Eine Stunde bei Friedrich Spielhagen
Der Sommer des verflossenen Jahres wird mir unvergeßlich bleiben, er erfüllte mir den Wunsch, mit bedeutenden Menschen Verkehr zu pflegen, nach deren persönlicher Bekanntschaft ich mich lange gesehnt hatte.
Nicht Jedermann hegt derartige Wünsche, und Mancher wohl schätzt ihre Erfüllung sogar gering. Ich wundere mich darüber nicht, verstehe vielmehr, wie man entweder wegen der Gefahr, einem Größenculte zu verfallen oder wegen der noch schlimmeren der Enttäuschung sich ängstlich davor hüten mag, Menschen, die man im Geiste verehrt, persönlich zu begegnen.
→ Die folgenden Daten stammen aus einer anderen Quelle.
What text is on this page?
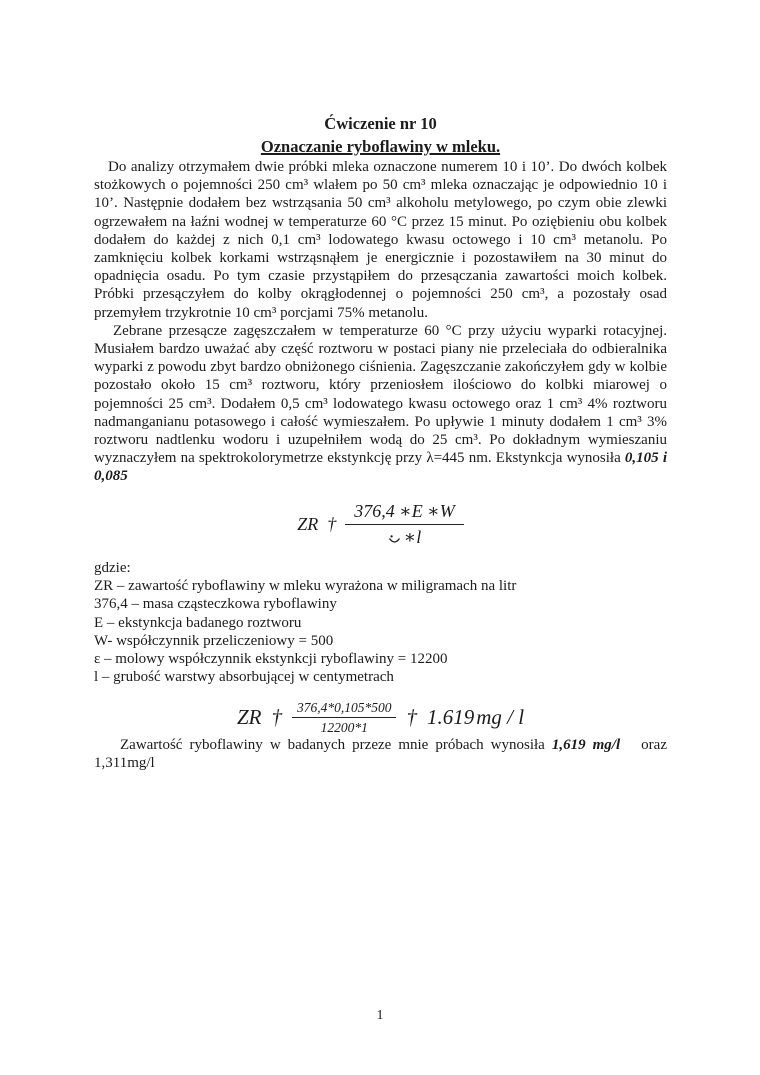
Ćwiczenie nr 10
Oznaczanie ryboflawiny w mleku.

Do analizy otrzymałem dwie próbki mleka oznaczone numerem 10 i 10’. Do dwóch kolbek stożkowych o pojemności 250 cm³ wlałem po 50 cm³ mleka oznaczając je odpowiednio 10 i 10’. Następnie dodałem bez wstrząsania 50 cm³ alkoholu metylowego, po czym obie zlewki ogrzewałem na łaźni wodnej w temperaturze 60 °C przez 15 minut. Po oziębieniu obu kolbek dodałem do każdej z nich 0,1 cm³ lodowatego kwasu octowego i 10 cm³ metanolu. Po zamknięciu kolbek korkami wstrząsnąłem je energicznie i pozostawiłem na 30 minut do opadnięcia osadu. Po tym czasie przystąpiłem do przesączania zawartości moich kolbek. Próbki przesączyłem do kolby okrągłodennej o pojemności 250 cm³, a pozostały osad przemyłem trzykrotnie 10 cm³ porcjami 75% metanolu.

Zebrane przesącze zagęszczałem w temperaturze 60 °C przy użyciu wyparki rotacyjnej. Musiałem bardzo uważać aby część roztworu w postaci piany nie przeleciała do odbieralnika wyparki z powodu zbyt bardzo obniżonego ciśnienia. Zagęszczanie zakończyłem gdy w kolbie pozostało około 15 cm³ roztworu, który przeniosłem ilościowo do kolbki miarowej o pojemności 25 cm³. Dodałem 0,5 cm³ lodowatego kwasu octowego oraz 1 cm³ 4% roztworu nadmanganianu potasowego i całość wymieszałem. Po upływie 1 minuty dodałem 1 cm³ 3% roztworu nadtlenku wodoru i uzupełniłem wodą do 25 cm³. Po dokładnym wymieszaniu wyznaczyłem na spektrokolorymetrze ekstynkcję przy λ=445 nm. Ekstynkcja wynosiła 0,105 i 0,085

ZR † $\frac{376,4 ∗E ∗W}{∗l}$
gdzie:
ZR – zawartość ryboflawiny w mleku wyrażona w miligramach na litr
376,4 – masa cząsteczkowa ryboflawiny
E – ekstynkcja badanego roztworu
W- współczynnik przeliczeniowy = 500
ε – molowy współczynnik ekstynkcji ryboflawiny = 12200
l – grubość warstwy absorbującej w centymetrach
ZR † $\frac{376,4*0,105*500}{12200*1}$ † 1.619mg / l

Zawartość ryboflawiny w badanych przeze mnie próbach wynosiła 1,619 mg/l   oraz 1,311mg/l

1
O, hätte ich doch selbst nicht gar so häufig die peinliche Erfahrung gemacht, wie ein Dichter oder Künstler, dessen Werke mich entzückt hatten, mir nachträglich zu einem Alltagsgeschöpfe zusammenschrumpfte, da ein heimtückischer Zufall mir ihn von Angesicht zu Augesicht gegenüberstellte! Steht es so, fragte ich mich dann wohl, mit dem Dichterworte: Es ist der Geist, der sich den Körper baut? Und doch, wenn man, wie ich, von berufswegen in einem gewissen Verhältnisse zur Politik, zur Literatur und Kunst steckt, wenn man jahraus jahrein liest und liest, schaut und schaut, um literarischen und künstlerischen Individualitäten auf den Grund ihres Wesens zu kommen, so folgt man immer wieder der Verlockung, das Buch oder Bild, welches man kennt, an seinem Schöpfer zu messen. Wie etwa, um Kleines mit Großem zu vergleichen, ein Menschenkind nichts sehnlicher zu wünschen vermöchte, als zu der Welt, die es kennt, nun auch deren Schöpfer von Angesicht zu sehen. Ja, es ist ein erhabenes Geheimniß um das Schaffen, die Dichter und Künstler haben es selbst noch nicht ergründet; es lebt in ihnen und herrscht über sie, ohne viel nach ihnen zu fragen. Und oft genug ist es so traumhaft, daß es sich nicht einmal sichtlich ausprägt in Jenen, welche es beseelt. Dann geschieht es wohl, daß ein begnadeter Poet das Aussehen und Wesen eines Spießbürgers, ein genialer Künstler die Physiognomie eines Tagelöhners hat. Und so freilich ist es mehr ein Unbehagen als eine Freude, welche an Dichter- und Künstlerbegegnungen haftet.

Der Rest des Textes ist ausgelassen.